あの日以来、姫様から笑顔が消えた。自室で過ごされることが多くなった。たまに廊下で会えば挨拶する間もなく去っていってしまう。屋敷の中は明かりが消えたように暗くなった。女中達はなんとか笑顔を絶やさぬようにしていたが、やはりそれは何処か無理をしているように見えた。武田にとって姫様の存在がこれ程までに大きいとは。
「はあっ!」
「頑張ってるねぇ、旦那」
考え事をしながら槍を振るっていると、後ろから声をかけられた。その声に槍を振るう手を止め、振り向いた。
「…佐助」
「頑張りすぎないでよね、旦那。倒れたら俺様も姫様も泣いちゃうよ?」
「…姫様、か」
姫様は、本当に泣くだろうか。某のことなど心配してくれるのだろうか、あのような事をした某を。
「佐助、」
「ん?」
「姫様は…武田はどうなるのであろうな」
「…このまま、なんてことはないでしょーよ」
いつもの様な口調ではなく、冷静な口調で佐助が言う。
「姫様が行動しない限り…このままだろうけどね」
「…そうか、」
「姫様のこと気になるの?」
佐助の問いに黙って頷く。
「だったら、直接会いに行けば?」
「行けるわけないだろう!廊下でお会いしてもろくに挨拶もせず行ってしまわれるというのに。それに…」
「それに?」
「…約束を守れぬ某に、姫様に会う資格などない」
幼い頃から、姫様と多くの約束を交わしてきた。小さなことから大きなことまで。約束すると、ゆびきりをすると、姫様はいつも嬉しそうに笑って下さった。それが嬉しかった。
だが、某は破ってしまった。一番大切な約束を。
「姫様に誓ったはずであったのに…某は守れなかった。」
「旦那…」
俯くと、無意識に槍を持つ手に力が篭る。滲む視界から、必死で抜け出そうと。これ以上涙を流さぬようにと。
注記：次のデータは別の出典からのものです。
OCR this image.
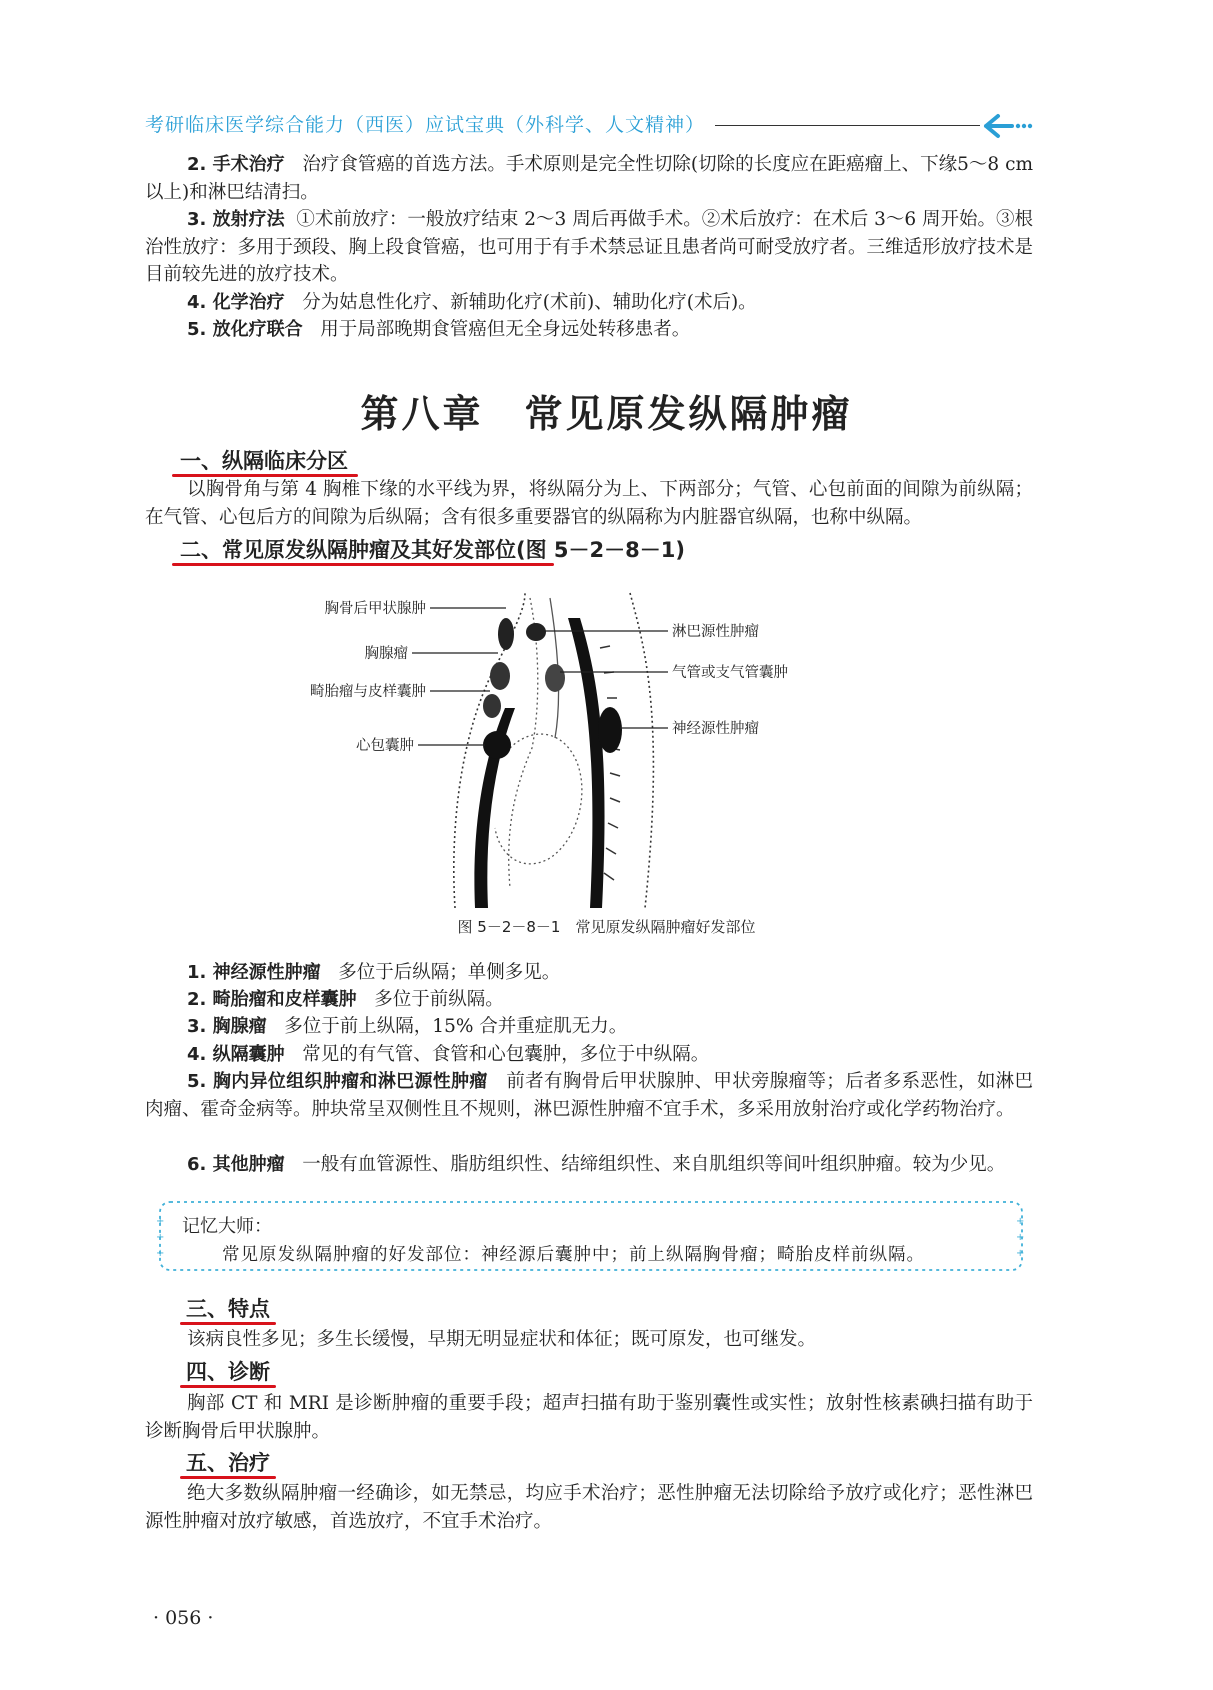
考研临床医学综合能力（西医）应试宝典（外科学、人文精神）
2. 手术治疗 治疗食管癌的首选方法。手术原则是完全性切除(切除的长度应在距癌瘤上、下缘5～8 cm 以上)和淋巴结清扫。
3. 放射疗法 ①术前放疗：一般放疗结束 2～3 周后再做手术。②术后放疗：在术后 3～6 周开始。③根治性放疗：多用于颈段、胸上段食管癌，也可用于有手术禁忌证且患者尚可耐受放疗者。三维适形放疗技术是目前较先进的放疗技术。
4. 化学治疗 分为姑息性化疗、新辅助化疗(术前)、辅助化疗(术后)。
5. 放化疗联合 用于局部晚期食管癌但无全身远处转移患者。
第八章　常见原发纵隔肿瘤
一、纵隔临床分区
以胸骨角与第 4 胸椎下缘的水平线为界，将纵隔分为上、下两部分；气管、心包前面的间隙为前纵隔；在气管、心包后方的间隙为后纵隔；含有很多重要器官的纵隔称为内脏器官纵隔，也称中纵隔。
二、常见原发纵隔肿瘤及其好发部位(图 5－2－8－1)
胸骨后甲状腺肿
胸腺瘤
畸胎瘤与皮样囊肿
心包囊肿
淋巴源性肿瘤
气管或支气管囊肿
神经源性肿瘤
图 5－2－8－1　常见原发纵隔肿瘤好发部位
1. 神经源性肿瘤 多位于后纵隔；单侧多见。
2. 畸胎瘤和皮样囊肿 多位于前纵隔。
3. 胸腺瘤 多位于前上纵隔，15% 合并重症肌无力。
4. 纵隔囊肿 常见的有气管、食管和心包囊肿，多位于中纵隔。
5. 胸内异位组织肿瘤和淋巴源性肿瘤 前者有胸骨后甲状腺肿、甲状旁腺瘤等；后者多系恶性，如淋巴肉瘤、霍奇金病等。肿块常呈双侧性且不规则，淋巴源性肿瘤不宜手术，多采用放射治疗或化学药物治疗。
6. 其他肿瘤 一般有血管源性、脂肪组织性、结缔组织性、来自肌组织等间叶组织肿瘤。较为少见。
+
+
+
+
+
+
记忆大师：
常见原发纵隔肿瘤的好发部位：神经源后囊肿中；前上纵隔胸骨瘤；畸胎皮样前纵隔。
三、特点
该病良性多见；多生长缓慢，早期无明显症状和体征；既可原发，也可继发。
四、诊断
胸部 CT 和 MRI 是诊断肿瘤的重要手段；超声扫描有助于鉴别囊性或实性；放射性核素碘扫描有助于诊断胸骨后甲状腺肿。
五、治疗
绝大多数纵隔肿瘤一经确诊，如无禁忌，均应手术治疗；恶性肿瘤无法切除给予放疗或化疗；恶性淋巴源性肿瘤对放疗敏感，首选放疗，不宜手术治疗。
· 056 ·
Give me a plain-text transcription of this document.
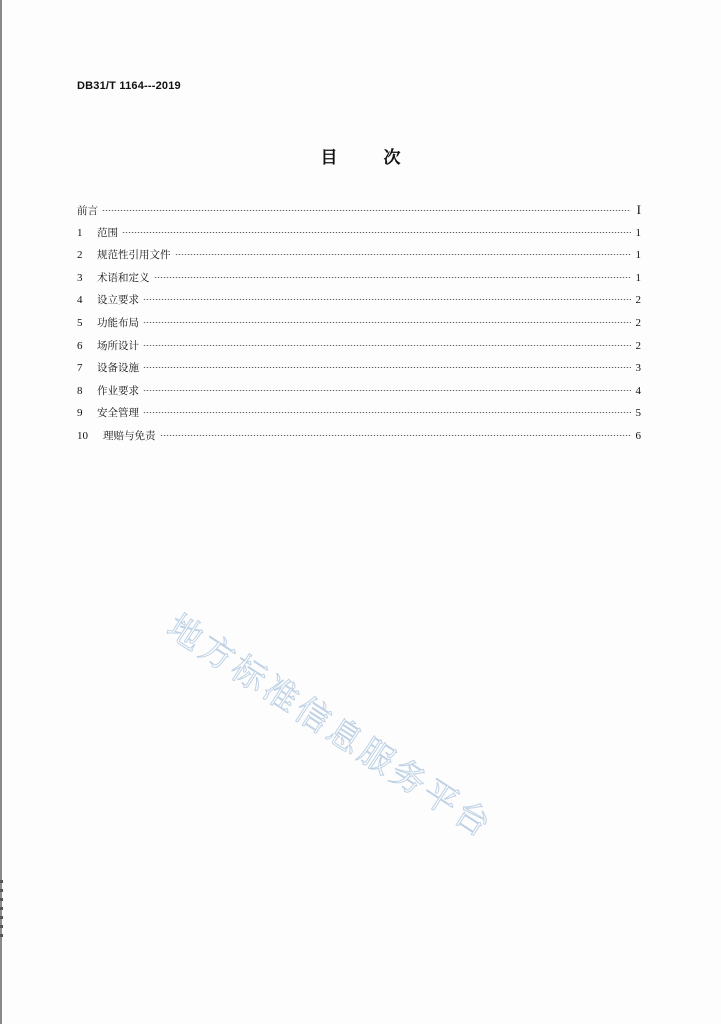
DB31/T 1164---2019
目	次
前言	I
1	范围	1
2	规范性引用文件	1
3	术语和定义	1
4	设立要求	2
5	功能布局	2
6	场所设计	2
7	设备设施	3
8	作业要求	4
9	安全管理	5
10	理赔与免责	6
地方标准信息服务平台
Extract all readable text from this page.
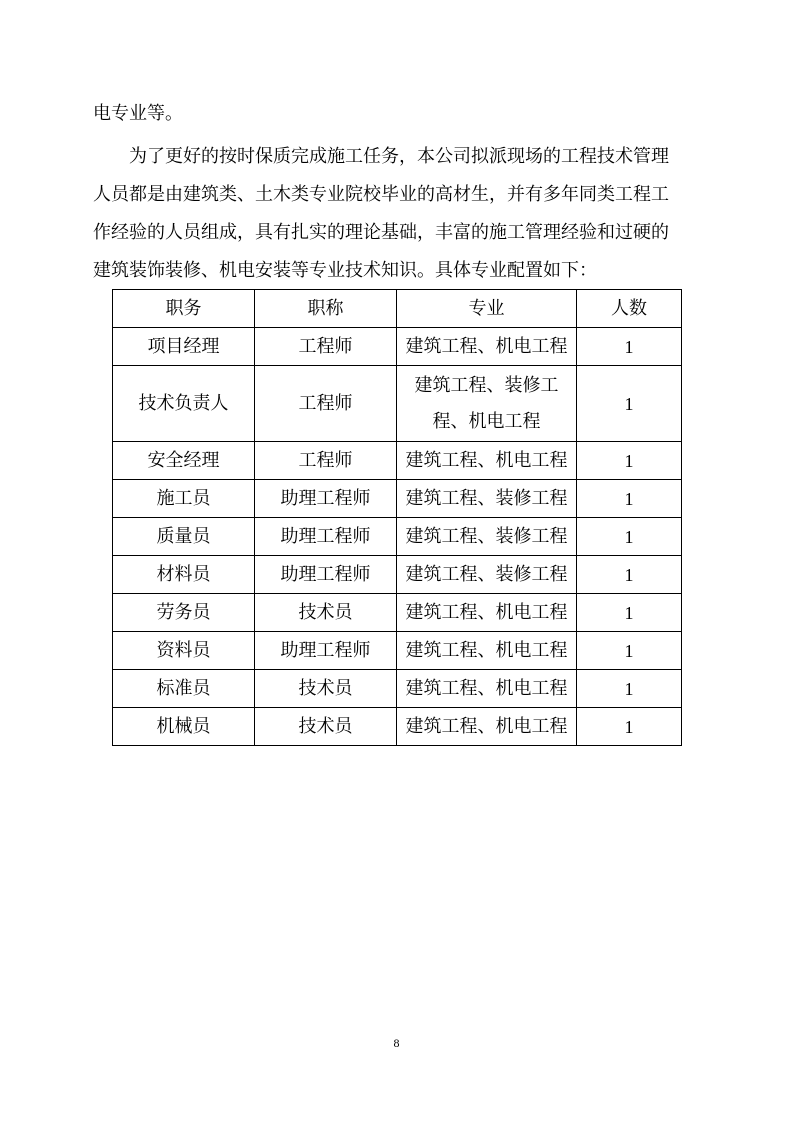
电专业等。

为了更好的按时保质完成施工任务，本公司拟派现场的工程技术管理

人员都是由建筑类、土木类专业院校毕业的高材生，并有多年同类工程工

作经验的人员组成，具有扎实的理论基础，丰富的施工管理经验和过硬的

建筑装饰装修、机电安装等专业技术知识。具体专业配置如下：

职务	职称	专业	人数
项目经理	工程师	建筑工程、机电工程	1
技术负责人	工程师	建筑工程、装修工程、机电工程	1
安全经理	工程师	建筑工程、机电工程	1
施工员	助理工程师	建筑工程、装修工程	1
质量员	助理工程师	建筑工程、装修工程	1
材料员	助理工程师	建筑工程、装修工程	1
劳务员	技术员	建筑工程、机电工程	1
资料员	助理工程师	建筑工程、机电工程	1
标准员	技术员	建筑工程、机电工程	1
机械员	技术员	建筑工程、机电工程	1
8
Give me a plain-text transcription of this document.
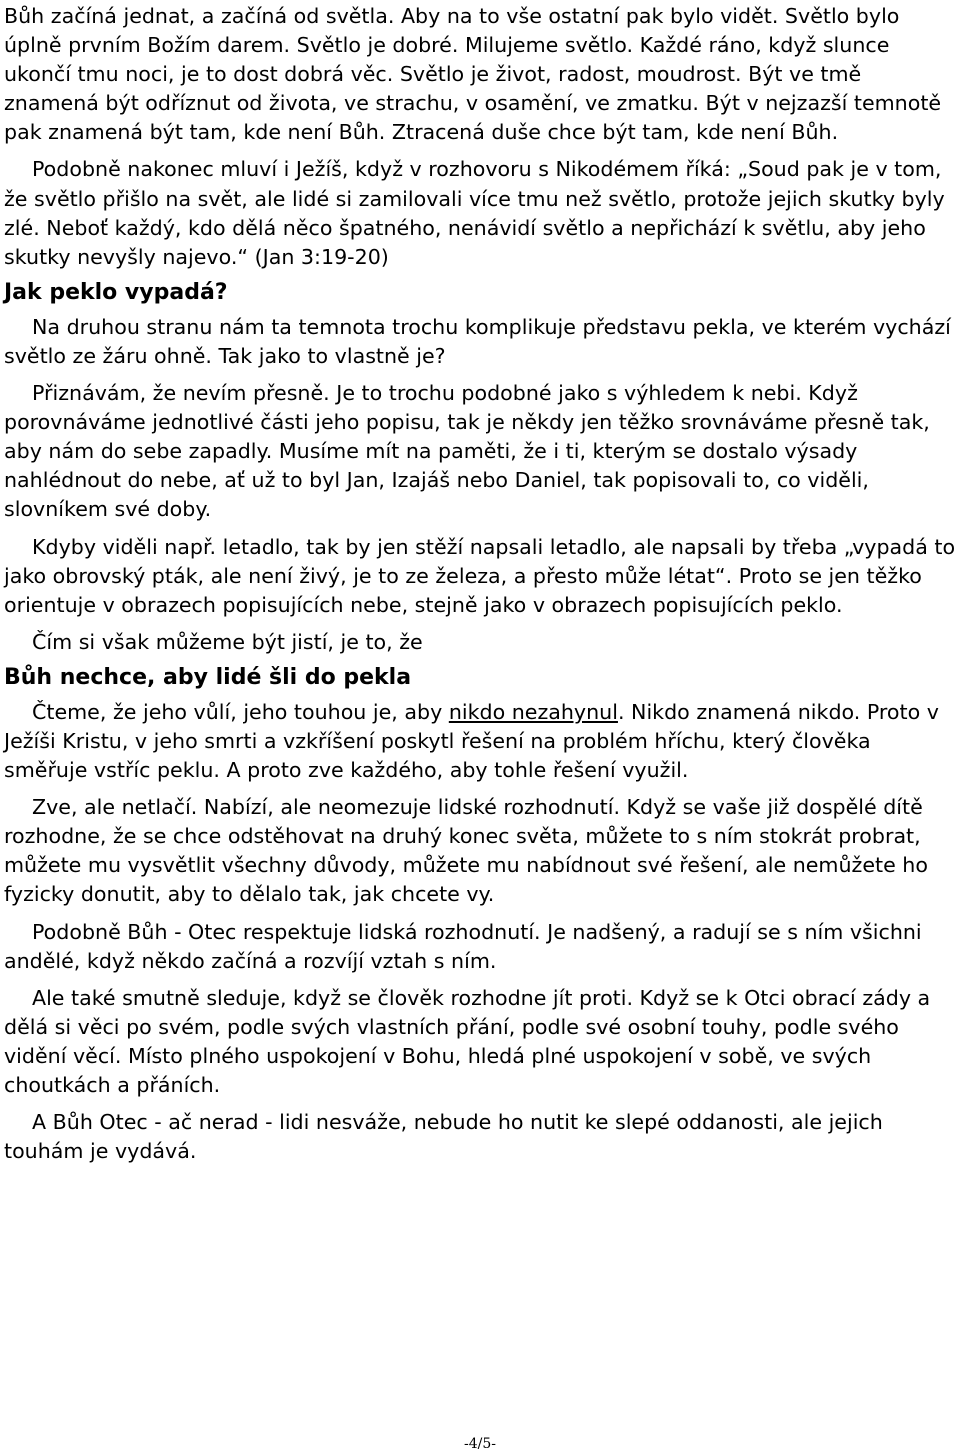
Bůh začíná jednat, a začíná od světla. Aby na to vše ostatní pak bylo vidět. Světlo bylo úplně prvním Božím darem. Světlo je dobré. Milujeme světlo. Každé ráno, když slunce ukončí tmu noci, je to dost dobrá věc. Světlo je život, radost, moudrost. Být ve tmě znamená být odříznut od života, ve strachu, v osamění, ve zmatku. Být v nejzazší temnotě pak znamená být tam, kde není Bůh. Ztracená duše chce být tam, kde není Bůh.

Podobně nakonec mluví i Ježíš, když v rozhovoru s Nikodémem říká: „Soud pak je v tom, že světlo přišlo na svět, ale lidé si zamilovali více tmu než světlo, protože jejich skutky byly zlé. Neboť každý, kdo dělá něco špatného, nenávidí světlo a nepřichází k světlu, aby jeho skutky nevyšly najevo.“ (Jan 3:19-20)

Jak peklo vypadá?

Na druhou stranu nám ta temnota trochu komplikuje představu pekla, ve kterém vychází světlo ze žáru ohně. Tak jako to vlastně je?

Přiznávám, že nevím přesně. Je to trochu podobné jako s výhledem k nebi. Když porovnáváme jednotlivé části jeho popisu, tak je někdy jen těžko srovnáváme přesně tak, aby nám do sebe zapadly. Musíme mít na paměti, že i ti, kterým se dostalo výsady nahlédnout do nebe, ať už to byl Jan, Izajáš nebo Daniel, tak popisovali to, co viděli, slovníkem své doby.

Kdyby viděli např. letadlo, tak by jen stěží napsali letadlo, ale napsali by třeba „vypadá to jako obrovský pták, ale není živý, je to ze železa, a přesto může létat“. Proto se jen těžko orientuje v obrazech popisujících nebe, stejně jako v obrazech popisujících peklo.

Čím si však můžeme být jistí, je to, že

Bůh nechce, aby lidé šli do pekla

Čteme, že jeho vůlí, jeho touhou je, aby nikdo nezahynul. Nikdo znamená nikdo. Proto v Ježíši Kristu, v jeho smrti a vzkříšení poskytl řešení na problém hříchu, který člověka směřuje vstříc peklu. A proto zve každého, aby tohle řešení využil.

Zve, ale netlačí. Nabízí, ale neomezuje lidské rozhodnutí. Když se vaše již dospělé dítě rozhodne, že se chce odstěhovat na druhý konec světa, můžete to s ním stokrát probrat, můžete mu vysvětlit všechny důvody, můžete mu nabídnout své řešení, ale nemůžete ho fyzicky donutit, aby to dělalo tak, jak chcete vy.

Podobně Bůh - Otec respektuje lidská rozhodnutí. Je nadšený, a radují se s ním všichni andělé, když někdo začíná a rozvíjí vztah s ním.

Ale také smutně sleduje, když se člověk rozhodne jít proti. Když se k Otci obrací zády a dělá si věci po svém, podle svých vlastních přání, podle své osobní touhy, podle svého vidění věcí. Místo plného uspokojení v Bohu, hledá plné uspokojení v sobě, ve svých choutkách a přáních.

A Bůh Otec - ač nerad - lidi nesváže, nebude ho nutit ke slepé oddanosti, ale jejich touhám je vydává.

-4/5-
「そ、某は…護ると誓った…!絶対に、あのような思いなどさせぬと…姫様は、某が護ると…!」
交わした約束を守ることが出来なかった某の事を、姫様が嫌っても仕方ない。絶対に守らねばならぬ約束を、某は破ってしまったのだ。これまでに幾つか約束を破ってしまったことがある。しかしこの約束は、他の約束とは違う、違うのだ。
「…旦那、勘違いしてるよ」
ため息混じりの佐助の言葉に顔を上げる。
「どういう事だ…佐助、」
何を勘違いしていると言うのだ、佐助の顔を見ると呆れたような顔をしていた。
「旦那ってさ、いつも一番大切な事が見えてないよね」
「…?」
佐助の言葉の意味がわからない。